Recently, the US Senate voted against a bill that would have made permanent the research and development (R&D) tax credit, thus dealing a blow to one of the pharmaceutical industry’s legislative priorities. The Pharmaceutical Research and Manufacturers of America and the Biotechnology Industry Organization have been agitating for Congress to make the R&D tax credit permanent. They argue that it would promote job growth. We certainly need it, but would the tax credit achieve this goal? Recent history seems to indicate otherwise.
In 2005, Congress granted companies a big tax break that they hoped would create American jobs. The pharmaceutical industry took advantage of the opportunity to bring $100 billion in foreign profits back into the country. But instead of using the money to increase its workforce, the industry began cutting jobs. That year, drugmakers began laying off tens of thousands of American workers, according to a 2007 New York Times article. This would be a bad year for that history to repeat itself, given how many people already have lost jobs in the past year or so because of the poor economy. Still more layoffs are to come, as evidenced by Bristol-Myers Squibb’s (New York) announced plan to cut 3% of its workforce.
Some public officials want drugmakers to pay more in taxes, not less. Montana’s Governor Brian Schweitzer claims that the industry avoids paying its fair share by using complex tax-sheltering plans to shift income earned in the US to overseas locations. For example, Merck & Co. (Whitehouse Station, NJ) transferred patents to a subsidiary in Bermuda, then paid that subsidiary tax-deductible royalties for those patents. In February 2007, Merck finally had to pay a $2.3-billion settlement to the Internal Revenue Service for this practice, according to the Los Angeles Times.

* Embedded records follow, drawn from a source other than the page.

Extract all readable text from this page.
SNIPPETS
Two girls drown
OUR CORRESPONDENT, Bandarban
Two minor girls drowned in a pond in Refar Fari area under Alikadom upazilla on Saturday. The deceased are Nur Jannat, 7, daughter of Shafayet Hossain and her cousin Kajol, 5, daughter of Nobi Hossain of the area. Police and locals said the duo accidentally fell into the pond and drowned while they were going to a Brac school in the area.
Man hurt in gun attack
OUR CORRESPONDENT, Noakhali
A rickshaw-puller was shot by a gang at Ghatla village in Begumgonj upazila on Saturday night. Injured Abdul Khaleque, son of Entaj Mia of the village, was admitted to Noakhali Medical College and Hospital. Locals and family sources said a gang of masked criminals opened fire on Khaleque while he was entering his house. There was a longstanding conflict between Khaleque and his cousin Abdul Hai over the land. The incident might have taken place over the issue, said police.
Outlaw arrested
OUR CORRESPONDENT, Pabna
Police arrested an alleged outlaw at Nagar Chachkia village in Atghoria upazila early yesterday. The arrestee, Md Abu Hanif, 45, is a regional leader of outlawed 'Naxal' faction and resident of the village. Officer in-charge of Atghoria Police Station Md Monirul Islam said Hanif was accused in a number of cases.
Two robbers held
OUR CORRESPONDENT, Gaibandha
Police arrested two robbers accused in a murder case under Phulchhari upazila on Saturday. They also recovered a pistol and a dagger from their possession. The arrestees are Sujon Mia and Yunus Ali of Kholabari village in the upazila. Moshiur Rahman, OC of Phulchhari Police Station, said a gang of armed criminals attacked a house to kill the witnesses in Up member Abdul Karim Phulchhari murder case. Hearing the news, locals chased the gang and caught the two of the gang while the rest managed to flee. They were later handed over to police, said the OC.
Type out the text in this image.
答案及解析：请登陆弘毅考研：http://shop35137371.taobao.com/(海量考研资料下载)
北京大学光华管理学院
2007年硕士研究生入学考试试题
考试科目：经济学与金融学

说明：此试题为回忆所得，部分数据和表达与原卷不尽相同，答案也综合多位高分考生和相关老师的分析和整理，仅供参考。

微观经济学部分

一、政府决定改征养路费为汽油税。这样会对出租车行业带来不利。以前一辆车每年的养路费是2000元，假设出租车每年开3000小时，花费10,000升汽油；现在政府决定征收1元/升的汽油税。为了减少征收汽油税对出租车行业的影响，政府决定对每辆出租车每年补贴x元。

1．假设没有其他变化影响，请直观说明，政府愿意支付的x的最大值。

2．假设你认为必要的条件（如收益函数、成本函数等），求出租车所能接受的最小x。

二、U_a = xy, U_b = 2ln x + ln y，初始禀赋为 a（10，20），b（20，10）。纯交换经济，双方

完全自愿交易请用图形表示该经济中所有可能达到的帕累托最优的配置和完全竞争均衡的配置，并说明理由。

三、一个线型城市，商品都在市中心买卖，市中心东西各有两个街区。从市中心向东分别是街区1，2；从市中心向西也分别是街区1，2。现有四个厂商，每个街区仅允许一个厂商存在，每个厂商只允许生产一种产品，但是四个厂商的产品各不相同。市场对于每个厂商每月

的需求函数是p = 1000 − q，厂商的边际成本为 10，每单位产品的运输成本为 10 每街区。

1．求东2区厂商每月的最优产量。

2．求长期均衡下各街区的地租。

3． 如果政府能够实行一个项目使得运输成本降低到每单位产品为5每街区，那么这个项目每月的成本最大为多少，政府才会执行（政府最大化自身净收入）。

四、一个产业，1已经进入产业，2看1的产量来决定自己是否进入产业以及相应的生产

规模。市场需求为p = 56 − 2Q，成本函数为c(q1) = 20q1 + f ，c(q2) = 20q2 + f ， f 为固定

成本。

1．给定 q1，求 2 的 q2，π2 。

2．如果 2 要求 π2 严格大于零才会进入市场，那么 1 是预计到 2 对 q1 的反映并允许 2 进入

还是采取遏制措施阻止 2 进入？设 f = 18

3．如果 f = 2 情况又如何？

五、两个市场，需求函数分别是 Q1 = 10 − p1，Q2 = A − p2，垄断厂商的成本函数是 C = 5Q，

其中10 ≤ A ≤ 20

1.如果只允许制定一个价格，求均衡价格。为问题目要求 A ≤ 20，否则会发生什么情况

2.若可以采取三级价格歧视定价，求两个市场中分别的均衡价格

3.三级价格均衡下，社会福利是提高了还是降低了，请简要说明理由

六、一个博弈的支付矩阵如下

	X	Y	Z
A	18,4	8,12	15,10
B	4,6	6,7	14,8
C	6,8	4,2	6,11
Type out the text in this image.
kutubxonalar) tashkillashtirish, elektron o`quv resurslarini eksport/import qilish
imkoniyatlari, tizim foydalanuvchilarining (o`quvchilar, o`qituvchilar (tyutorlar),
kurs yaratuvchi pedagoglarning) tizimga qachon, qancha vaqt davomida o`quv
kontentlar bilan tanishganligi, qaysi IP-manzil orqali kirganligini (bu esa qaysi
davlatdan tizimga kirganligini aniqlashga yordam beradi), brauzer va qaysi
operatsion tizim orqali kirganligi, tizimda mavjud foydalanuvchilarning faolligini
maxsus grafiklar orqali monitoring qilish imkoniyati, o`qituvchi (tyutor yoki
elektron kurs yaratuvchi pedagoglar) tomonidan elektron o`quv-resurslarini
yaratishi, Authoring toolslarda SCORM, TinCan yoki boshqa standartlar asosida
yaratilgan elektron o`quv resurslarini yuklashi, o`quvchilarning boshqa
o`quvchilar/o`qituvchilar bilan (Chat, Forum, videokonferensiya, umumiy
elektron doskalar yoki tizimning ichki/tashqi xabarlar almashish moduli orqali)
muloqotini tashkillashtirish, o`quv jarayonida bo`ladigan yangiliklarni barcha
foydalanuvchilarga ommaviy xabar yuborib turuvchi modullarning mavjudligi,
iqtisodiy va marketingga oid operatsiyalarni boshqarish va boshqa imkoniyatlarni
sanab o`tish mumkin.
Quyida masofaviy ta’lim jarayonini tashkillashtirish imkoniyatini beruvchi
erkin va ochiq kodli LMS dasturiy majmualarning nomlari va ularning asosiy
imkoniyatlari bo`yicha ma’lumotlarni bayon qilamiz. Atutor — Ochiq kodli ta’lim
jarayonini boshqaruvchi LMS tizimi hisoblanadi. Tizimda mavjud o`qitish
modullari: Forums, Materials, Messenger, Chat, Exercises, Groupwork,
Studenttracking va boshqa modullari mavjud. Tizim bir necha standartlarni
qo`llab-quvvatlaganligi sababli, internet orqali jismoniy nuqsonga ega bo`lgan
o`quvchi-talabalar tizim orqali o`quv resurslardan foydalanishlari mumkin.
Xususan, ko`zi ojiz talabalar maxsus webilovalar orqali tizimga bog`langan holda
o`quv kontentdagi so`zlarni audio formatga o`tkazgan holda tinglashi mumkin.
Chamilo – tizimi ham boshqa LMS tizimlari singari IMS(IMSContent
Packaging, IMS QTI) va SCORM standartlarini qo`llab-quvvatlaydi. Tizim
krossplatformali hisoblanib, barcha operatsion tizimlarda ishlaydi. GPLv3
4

I’m not inclined to agree with drugmakers that the R&D tax credit should be made permanent. History has shown that the change would not necessarily create jobs, and I don’t think the favor is justified in light of many companies’ tax-ducking schemes. Making the R&D tax credit permanent would not be the right solution for the industry, the government, or patients. Let’s try to think of other ways to create jobs and spur innovation.